Document element	JATS output
Parts (chapter, abstract, etc.)	`<sec>` with appropriate `sec-type`
Headings	Auto-sectioning: headings open nested `<sec>` elements
Paragraphs	`<p>`
Bold / italic / sup / sub	`<bold>`, `<italic>`, `<sup>`, `<sub>`
Citations	`<xref ref-type="bibr">` with decoded source IDs
Footnotes	Collected into a trailing `<fn-group>`
Math (TeX)	`<disp-formula>` or `<inline-formula>` with `<tex-math>`
Figures	`<fig>` with `<graphic>`, `<caption>`, `<label>`
Tables	`<table-wrap>` with HTML-style table markup
Lists	`<list list-type="bullet">` or `<list list-type="order">`
Blockquotes	`<disp-quote>`
Code blocks	`<code>`
Hyperlinks	`<ext-link>`

Options¶

interface JatsBodyOptions {
  prettyPrint?: boolean;  // Format XML with indentation (default: false)
  indent?: number;        // Spaces per indent level (default: 2)
}

JSON Schema Validation¶

The schema package can generate JSON Schema (Draft-07) definitions from the live ProseMirror schema. Use these to validate documents outside the editor.

Generating Schemas¶

npx nx run @sciflow/schema-prosemirror:generate-schema

This produces two files under packages/schema/prosemirror/dist/:

File	Validates
`manuscript.schema.json`	The `doc` portion of a snapshot
`manuscript-snapshot.schema.json`	The full snapshot (doc + files + references)

Validating a Document¶

import Ajv from 'ajv';
import snapshotSchema from '@sciflow/schema-prosemirror/dist/manuscript-snapshot.schema.json';

const ajv = new Ajv();
const validate = ajv.compile(snapshotSchema);

if (!validate(snapshot)) {
  console.error('Invalid document:', validate.errors);
}

Importing Content¶

SciFlow does not ship a built-in importer from external formats (Word, Markdown, HTML). Documents must be provided as JSON conforming to the ProseMirror schema.

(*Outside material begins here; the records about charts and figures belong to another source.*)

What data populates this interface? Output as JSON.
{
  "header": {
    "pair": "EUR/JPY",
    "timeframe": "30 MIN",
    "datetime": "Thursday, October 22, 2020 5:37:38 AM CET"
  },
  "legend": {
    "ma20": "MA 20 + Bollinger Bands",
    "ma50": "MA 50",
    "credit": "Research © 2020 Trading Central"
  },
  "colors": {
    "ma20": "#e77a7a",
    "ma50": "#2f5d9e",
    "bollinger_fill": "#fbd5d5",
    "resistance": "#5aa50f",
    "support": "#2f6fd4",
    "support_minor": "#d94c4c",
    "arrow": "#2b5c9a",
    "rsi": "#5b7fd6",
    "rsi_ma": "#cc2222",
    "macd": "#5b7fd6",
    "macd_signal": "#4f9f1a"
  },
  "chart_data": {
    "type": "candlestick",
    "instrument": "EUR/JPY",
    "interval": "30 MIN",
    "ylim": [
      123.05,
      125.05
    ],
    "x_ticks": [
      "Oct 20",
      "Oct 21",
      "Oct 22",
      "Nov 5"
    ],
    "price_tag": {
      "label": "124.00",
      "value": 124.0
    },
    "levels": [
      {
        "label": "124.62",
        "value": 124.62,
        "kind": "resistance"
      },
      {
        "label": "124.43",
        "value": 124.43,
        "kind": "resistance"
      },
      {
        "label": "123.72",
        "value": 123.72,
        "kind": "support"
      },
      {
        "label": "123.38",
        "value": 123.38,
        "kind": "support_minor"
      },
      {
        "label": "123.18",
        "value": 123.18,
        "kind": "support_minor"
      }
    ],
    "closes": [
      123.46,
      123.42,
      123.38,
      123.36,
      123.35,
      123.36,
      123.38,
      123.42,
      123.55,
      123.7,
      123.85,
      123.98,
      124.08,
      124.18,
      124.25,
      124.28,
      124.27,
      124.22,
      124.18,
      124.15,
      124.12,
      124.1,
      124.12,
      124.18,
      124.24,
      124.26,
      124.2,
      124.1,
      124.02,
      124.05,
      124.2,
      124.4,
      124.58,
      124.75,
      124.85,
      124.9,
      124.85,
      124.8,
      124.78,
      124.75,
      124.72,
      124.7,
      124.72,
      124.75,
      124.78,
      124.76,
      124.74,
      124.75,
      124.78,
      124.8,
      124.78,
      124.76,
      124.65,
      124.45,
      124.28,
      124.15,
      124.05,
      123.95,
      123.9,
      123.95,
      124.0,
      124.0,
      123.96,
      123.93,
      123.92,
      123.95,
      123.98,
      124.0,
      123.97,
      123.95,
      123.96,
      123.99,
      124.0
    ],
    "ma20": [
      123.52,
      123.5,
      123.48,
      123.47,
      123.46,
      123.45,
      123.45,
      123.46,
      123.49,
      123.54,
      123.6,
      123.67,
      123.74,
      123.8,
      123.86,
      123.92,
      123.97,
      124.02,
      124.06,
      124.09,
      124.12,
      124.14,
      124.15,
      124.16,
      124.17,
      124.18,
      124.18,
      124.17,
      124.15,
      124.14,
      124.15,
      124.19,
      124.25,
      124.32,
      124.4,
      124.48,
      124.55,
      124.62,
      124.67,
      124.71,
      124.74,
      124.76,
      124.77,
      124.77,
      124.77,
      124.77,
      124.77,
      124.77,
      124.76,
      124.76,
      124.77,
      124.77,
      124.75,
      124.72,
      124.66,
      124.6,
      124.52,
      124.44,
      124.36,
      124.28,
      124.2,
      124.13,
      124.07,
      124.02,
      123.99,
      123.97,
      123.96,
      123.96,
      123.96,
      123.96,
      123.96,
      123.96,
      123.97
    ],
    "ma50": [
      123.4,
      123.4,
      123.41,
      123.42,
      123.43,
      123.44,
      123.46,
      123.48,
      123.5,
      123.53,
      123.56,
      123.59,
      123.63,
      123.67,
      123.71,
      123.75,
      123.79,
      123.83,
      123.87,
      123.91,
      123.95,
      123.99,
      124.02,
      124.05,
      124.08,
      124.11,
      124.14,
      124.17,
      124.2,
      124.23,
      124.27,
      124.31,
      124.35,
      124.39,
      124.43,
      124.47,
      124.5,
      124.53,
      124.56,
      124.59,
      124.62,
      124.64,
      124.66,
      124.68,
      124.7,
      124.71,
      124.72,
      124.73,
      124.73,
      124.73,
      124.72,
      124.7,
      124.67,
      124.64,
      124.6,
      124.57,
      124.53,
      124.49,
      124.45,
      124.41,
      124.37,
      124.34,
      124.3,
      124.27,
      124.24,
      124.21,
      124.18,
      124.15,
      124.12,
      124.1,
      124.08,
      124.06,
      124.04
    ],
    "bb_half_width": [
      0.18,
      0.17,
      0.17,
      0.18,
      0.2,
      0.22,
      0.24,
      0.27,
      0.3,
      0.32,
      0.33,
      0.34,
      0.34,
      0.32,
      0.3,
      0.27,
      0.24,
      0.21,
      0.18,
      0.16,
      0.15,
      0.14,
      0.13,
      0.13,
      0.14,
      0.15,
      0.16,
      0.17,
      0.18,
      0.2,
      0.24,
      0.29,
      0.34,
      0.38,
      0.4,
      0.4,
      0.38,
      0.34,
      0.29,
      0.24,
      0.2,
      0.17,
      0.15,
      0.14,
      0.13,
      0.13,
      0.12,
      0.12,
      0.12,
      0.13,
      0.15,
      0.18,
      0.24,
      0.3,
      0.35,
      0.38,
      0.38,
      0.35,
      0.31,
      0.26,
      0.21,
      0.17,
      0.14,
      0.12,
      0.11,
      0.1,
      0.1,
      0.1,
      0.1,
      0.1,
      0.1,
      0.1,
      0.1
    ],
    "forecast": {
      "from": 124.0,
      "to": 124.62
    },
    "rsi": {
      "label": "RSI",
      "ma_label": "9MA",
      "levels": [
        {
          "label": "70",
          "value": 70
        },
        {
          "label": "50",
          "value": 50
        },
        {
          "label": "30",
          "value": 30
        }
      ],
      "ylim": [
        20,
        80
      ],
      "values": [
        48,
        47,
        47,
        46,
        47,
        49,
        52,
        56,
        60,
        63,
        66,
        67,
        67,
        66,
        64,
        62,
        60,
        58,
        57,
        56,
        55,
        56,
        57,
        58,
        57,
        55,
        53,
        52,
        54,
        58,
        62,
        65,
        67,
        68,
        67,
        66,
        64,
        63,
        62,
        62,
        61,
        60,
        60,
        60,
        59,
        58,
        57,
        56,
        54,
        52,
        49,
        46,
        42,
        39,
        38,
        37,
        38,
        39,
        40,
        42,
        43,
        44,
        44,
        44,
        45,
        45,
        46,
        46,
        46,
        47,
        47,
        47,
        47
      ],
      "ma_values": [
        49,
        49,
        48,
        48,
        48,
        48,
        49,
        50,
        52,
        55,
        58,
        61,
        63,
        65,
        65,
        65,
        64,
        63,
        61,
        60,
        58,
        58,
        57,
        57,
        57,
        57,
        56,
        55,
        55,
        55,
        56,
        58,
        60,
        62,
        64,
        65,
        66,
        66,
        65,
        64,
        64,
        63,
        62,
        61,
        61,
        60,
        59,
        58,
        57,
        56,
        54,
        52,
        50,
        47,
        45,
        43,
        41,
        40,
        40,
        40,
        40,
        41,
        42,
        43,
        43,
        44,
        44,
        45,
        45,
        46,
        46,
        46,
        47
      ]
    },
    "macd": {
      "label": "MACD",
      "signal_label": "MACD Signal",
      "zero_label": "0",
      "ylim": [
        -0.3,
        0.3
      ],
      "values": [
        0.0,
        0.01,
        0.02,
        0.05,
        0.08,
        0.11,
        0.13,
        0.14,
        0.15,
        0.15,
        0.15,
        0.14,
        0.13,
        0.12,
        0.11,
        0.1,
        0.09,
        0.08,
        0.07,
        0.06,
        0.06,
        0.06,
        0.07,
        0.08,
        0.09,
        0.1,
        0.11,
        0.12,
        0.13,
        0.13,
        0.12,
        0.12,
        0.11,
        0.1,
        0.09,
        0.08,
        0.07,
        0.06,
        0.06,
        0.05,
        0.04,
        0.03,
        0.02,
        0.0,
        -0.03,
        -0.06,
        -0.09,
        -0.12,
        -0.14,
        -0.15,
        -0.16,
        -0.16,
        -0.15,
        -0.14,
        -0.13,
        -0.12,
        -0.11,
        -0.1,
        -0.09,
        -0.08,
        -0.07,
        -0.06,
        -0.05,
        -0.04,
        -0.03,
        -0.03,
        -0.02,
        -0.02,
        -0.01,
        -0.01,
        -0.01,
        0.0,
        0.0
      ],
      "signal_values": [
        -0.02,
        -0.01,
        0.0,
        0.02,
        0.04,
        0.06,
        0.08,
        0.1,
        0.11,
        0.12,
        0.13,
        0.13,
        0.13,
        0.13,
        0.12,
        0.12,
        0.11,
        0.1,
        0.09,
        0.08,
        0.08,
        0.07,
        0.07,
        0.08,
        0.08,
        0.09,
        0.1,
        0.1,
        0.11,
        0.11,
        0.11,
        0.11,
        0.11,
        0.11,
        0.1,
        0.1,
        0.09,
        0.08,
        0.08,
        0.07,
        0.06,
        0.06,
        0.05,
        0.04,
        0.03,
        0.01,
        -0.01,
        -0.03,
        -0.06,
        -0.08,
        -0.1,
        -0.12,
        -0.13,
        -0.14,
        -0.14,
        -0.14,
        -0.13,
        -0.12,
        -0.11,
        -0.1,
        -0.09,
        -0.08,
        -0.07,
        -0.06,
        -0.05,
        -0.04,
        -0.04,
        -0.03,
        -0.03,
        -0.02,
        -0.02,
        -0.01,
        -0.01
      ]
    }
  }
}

Building a Custom Importer¶

To import from external formats, construct a valid ProseMirror JSON tree:

// Minimal valid document
const imported = {
  doc: {
    type: 'doc',
    content: [
      {
        type: 'heading',
        attrs: { level: 1, id: 'title-1' },
        content: [{ type: 'text', text: 'Imported Article' }],
      },
      {
        type: 'paragraph',
        content: [{ type: 'text', text: 'First paragraph of imported content.' }],
      },
    ],
  },
  files: [],
  references: [],
};

Validate the result against the JSON schema before loading it into the editor.

Third-party converters

For Markdown → ProseMirror, consider libraries like prosemirror-markdown. For DOCX, mammoth.js can produce HTML that you then transform into ProseMirror JSON. These require mapping to SciFlow's specific node types.

Schema Migration¶

When the ProseMirror schema changes between versions (new attributes, renamed nodes, removed fields), existing documents may need migration.

Migration Strategy¶

Regenerate the JSON schema after any schema change:

npx nx run @sciflow/schema-prosemirror:generate-schema

Validate existing documents against the new schema to identify breaking changes.

Write a migration function that transforms old JSON to the new format:

function migrateV1toV2(snapshot: any): SyncSnapshot {
  // Walk the document tree and transform nodes
  const migrateNode = (node: any) => {
    if (node.type === 'old_node_name') {
      node.type = 'new_node_name';
    }
    if (node.content) {
      node.content.forEach(migrateNode);
    }
    return node;
  };

  migrateNode(snapshot.doc);
  return snapshot;
}

Run migrations at load time in your sync strategy's load() method, before returning the snapshot to the editor.